Il serait trop long de tracer l'évolution de l'attitude d'Israël
envers les étrangers. Quand la royauté avait été relâchée, toute
réaction religieuse entraînait des ruptures avec les étrangers et
leurs coutumes. L'histoire d'Élie, d'Elisée, de Jéhu est
typique (2Ro 9). Le Deutéronome, si humanitaire, laisse les étrangers
à leur sort (De 15:3 23:20). L'exil, tout en opérant un
rapprochement de fait, creuse aussi le fossé entre les Juifs, au
moins les dirigeants, et les étrangers (Eze 4:13 44:6-10,22).
Après le retour de l'exil, Esdras et Néhémie sont rigoureux (Ne
13:24 et suivant, Mal 2:11); Ne 8 réalise le programme de
No 35:34. Quant à la «femme étrangère» du livre des
Proverbes (Pr 2 16 7:5 etc.), elle est sans doute appelée ainsi
parce que ces professionnelles du vice n'étaient généralement pas des
Israélites.
3.
L'étranger résident.
En dehors des étrangers proprement dits, un type spécial de
non-Israélite est désigné par le terme de ger, que nos
traductions distinguent rarement.
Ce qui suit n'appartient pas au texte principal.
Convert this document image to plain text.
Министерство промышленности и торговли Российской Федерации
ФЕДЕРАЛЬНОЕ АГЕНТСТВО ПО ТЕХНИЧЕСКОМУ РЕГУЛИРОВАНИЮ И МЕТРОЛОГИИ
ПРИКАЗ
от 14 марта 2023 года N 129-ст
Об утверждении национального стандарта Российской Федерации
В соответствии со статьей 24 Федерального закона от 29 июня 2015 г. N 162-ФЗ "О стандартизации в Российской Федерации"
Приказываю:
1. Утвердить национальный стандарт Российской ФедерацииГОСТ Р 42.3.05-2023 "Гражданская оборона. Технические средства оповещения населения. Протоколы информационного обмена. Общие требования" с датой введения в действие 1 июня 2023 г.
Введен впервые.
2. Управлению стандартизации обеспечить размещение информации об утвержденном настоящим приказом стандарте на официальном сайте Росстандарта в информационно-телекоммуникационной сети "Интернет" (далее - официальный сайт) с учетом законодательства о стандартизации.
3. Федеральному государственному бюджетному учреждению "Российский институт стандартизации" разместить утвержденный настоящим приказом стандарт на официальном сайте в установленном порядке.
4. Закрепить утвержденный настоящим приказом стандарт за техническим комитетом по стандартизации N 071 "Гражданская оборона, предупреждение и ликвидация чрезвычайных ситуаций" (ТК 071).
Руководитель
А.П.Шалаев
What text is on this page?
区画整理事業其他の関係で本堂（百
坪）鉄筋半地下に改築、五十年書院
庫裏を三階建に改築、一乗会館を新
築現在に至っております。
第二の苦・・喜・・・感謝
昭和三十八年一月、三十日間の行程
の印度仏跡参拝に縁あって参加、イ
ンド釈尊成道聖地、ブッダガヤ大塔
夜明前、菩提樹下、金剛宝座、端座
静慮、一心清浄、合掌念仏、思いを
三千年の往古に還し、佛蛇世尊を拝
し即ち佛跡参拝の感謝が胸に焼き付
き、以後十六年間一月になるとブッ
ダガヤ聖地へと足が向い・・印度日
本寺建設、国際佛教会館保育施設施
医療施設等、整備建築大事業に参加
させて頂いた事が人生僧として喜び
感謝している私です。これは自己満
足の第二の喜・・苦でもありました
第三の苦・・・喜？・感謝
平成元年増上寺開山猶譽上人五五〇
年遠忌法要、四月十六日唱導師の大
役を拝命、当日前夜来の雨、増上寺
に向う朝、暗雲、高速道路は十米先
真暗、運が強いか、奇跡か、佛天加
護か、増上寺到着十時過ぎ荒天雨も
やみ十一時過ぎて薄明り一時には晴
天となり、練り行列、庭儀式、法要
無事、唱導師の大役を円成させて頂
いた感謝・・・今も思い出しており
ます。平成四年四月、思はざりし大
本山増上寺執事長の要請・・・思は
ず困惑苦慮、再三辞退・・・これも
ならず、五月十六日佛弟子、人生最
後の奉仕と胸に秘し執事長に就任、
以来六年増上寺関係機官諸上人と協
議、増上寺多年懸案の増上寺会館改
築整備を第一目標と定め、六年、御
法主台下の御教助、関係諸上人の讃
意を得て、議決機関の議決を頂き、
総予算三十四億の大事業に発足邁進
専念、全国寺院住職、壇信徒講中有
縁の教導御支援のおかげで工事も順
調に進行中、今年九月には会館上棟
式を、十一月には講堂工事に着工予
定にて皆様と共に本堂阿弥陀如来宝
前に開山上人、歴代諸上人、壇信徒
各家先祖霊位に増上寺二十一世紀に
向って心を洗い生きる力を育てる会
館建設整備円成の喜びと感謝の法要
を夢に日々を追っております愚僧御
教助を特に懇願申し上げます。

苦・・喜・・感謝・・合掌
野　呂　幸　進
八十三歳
Il paraît dans le Décalogue, à
propos du sabbat: «ton étranger qui est dans tes portes» (Ex
20:10). C'est celui qui s'est fixé à demeure dans le pays, et s'est
mis pour cela sous la protection d'un chef ou d'une famille. La
désignation s'applique même à un homme d'une autre tribu qui s'est
transplanté de cette façon (De 18:6,Jug 17:7-9 19:1). Le ger
n'est pas un esclave, mais il doit des services en échange de la
protection reçue. Jacob, ger chez Laban, se plaint de ses
peines (Ge 31:7 et suivants). Un clan entier peut devenir ger:
ainsi les Gabaonites (Jos 9), qui font le ravitaillement d'eau et de bois.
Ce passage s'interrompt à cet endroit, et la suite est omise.